Sono giorni che ci bombardate con notizie di presunti “alieni messicani”. Ovviamente mostrandoci articoli di giornale al riguardo, per il criterio secondo cui “Se l’ho letto su Internet, se lo dice un giornale online allora deve essere sicuramente vero e se voi debunker lo smentite è perché siete i cani da guardia del potere che ci nascondono le verità e non ce le vogliono dire”.
In realtà le cose migliori nella vita arrivano a chi sa aspettare, anche le risposte. E in questo la risposta è che no, non ci sono prove che si tratti di alieni messicani.
Si chiama “slow journalism”: se una notizia è troppo virale per essere autentica assai probabilmente non lo è lo si scoprirà aspettando.
In questo caso abbiamo dei corpi mummificati recuperati in Perù, dei quali un noto ufologo locale ha dichiarato un terzo del DNA risulta “sconosciuto”, quindi incompatibile con ogni forma di vita presente sul nostro pianeta, quindi ovviamente alieno.
Succede però che l’Università tirata in ballo, interpellata, ha dichiarato di non aver mai effettuato i presunti studi sul DNA, ma solo sulla datazione del reperto, peraltro di origine ignota.
Origine che peraltro ha portato il ministero della cultura Peruviana a sporgere denuncia per chiarire le circostanze in cui l’ufologo è venuto in possesso dei resti suddetti: denuncia dalla quale l’ufologo si dichiara per niente impensierito limitandosi a dire che chiarirà a tempo debito.
Il che non significa che ” il governo peruviano ha dato ulteriore stura al fatto che quei due affarini appoggiati in due bare siano realmente due “creature” o “corpi””, altra circostanza che ci è stata sottoposta.
L’onere della prova sostanzialmente non funziona così.
Se io dico di essere in possesso di alcuni alieni, se io dico di aver fatto una scoperta sconvolgente, se affermo di avere le prove di un fenomeno, non posso limitarmi a dichiarare quello che penso per “renderlo vero fino a smentita”.
Devo fornire delle prove: prove che al momento, come abbiamo visto, latitano.
L’onere della prova compete a chi espone il fatto controverso, sostanzialmente.
Non sarebbe del resto la prima volta.

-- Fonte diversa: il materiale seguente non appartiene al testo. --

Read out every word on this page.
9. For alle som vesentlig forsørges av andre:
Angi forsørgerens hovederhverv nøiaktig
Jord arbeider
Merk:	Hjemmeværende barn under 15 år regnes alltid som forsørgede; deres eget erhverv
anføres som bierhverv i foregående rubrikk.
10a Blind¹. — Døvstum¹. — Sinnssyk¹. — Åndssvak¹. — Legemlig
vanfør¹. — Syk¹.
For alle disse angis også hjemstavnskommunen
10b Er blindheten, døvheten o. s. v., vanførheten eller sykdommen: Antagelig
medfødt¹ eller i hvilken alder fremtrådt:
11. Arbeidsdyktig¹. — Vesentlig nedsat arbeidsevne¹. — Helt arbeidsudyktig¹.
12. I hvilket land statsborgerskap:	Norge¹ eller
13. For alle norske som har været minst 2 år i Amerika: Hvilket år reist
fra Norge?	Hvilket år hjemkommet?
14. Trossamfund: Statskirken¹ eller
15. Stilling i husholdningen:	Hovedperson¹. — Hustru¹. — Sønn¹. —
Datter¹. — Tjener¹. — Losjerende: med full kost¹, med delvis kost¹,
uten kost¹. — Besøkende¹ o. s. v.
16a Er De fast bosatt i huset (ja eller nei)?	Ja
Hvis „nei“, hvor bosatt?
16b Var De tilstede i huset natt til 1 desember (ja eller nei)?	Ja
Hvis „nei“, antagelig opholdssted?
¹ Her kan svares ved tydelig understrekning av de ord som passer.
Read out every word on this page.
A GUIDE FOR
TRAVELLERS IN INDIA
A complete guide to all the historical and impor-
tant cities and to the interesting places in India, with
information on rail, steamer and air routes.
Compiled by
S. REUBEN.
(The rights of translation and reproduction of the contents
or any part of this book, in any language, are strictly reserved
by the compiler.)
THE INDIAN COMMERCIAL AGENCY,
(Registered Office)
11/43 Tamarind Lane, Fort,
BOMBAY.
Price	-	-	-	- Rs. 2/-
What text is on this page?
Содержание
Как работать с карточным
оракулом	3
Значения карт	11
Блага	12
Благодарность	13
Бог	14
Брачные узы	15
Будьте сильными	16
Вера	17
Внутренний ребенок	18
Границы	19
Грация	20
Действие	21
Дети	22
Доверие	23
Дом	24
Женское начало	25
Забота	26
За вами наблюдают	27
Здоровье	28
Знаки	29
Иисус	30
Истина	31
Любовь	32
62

Sempre a Nazca, un presunto avvistamento di mummie aliene si è rivelato essere un avvistamento di resti umani sottoposti ad una pratica rituale di deformazione del cranio, pratica di civiltà antiche peruviane che consiste nel legare bendaggi stretti e/o tavolette sul cranio di neonati in modo da provocare deformazioni rituali della teca cranica e modificarne l’aspetto prima che la chiusura della c.d. “fontanella” rendesse il cranio stesso indeformabile.
Scopo di tali deformazioni rituali, come per molte pratiche antiche di modificazione del corpo, dalla scarificazione in poi, era marchiare l’appartenenza rituale ad una determinata casta o l’idea che tali modificazioni avrebbero reso il bambino più intelligente in futuro.
Altri casi hanno portato ad assemblaggi di parti di diversi animali con ossa umane.
In questo caso si parla di mummie appartenenti ad un unico scheletro e non assemblate, ma in base agli elementi a disposizione non è possibile parlare di alieni in Messico.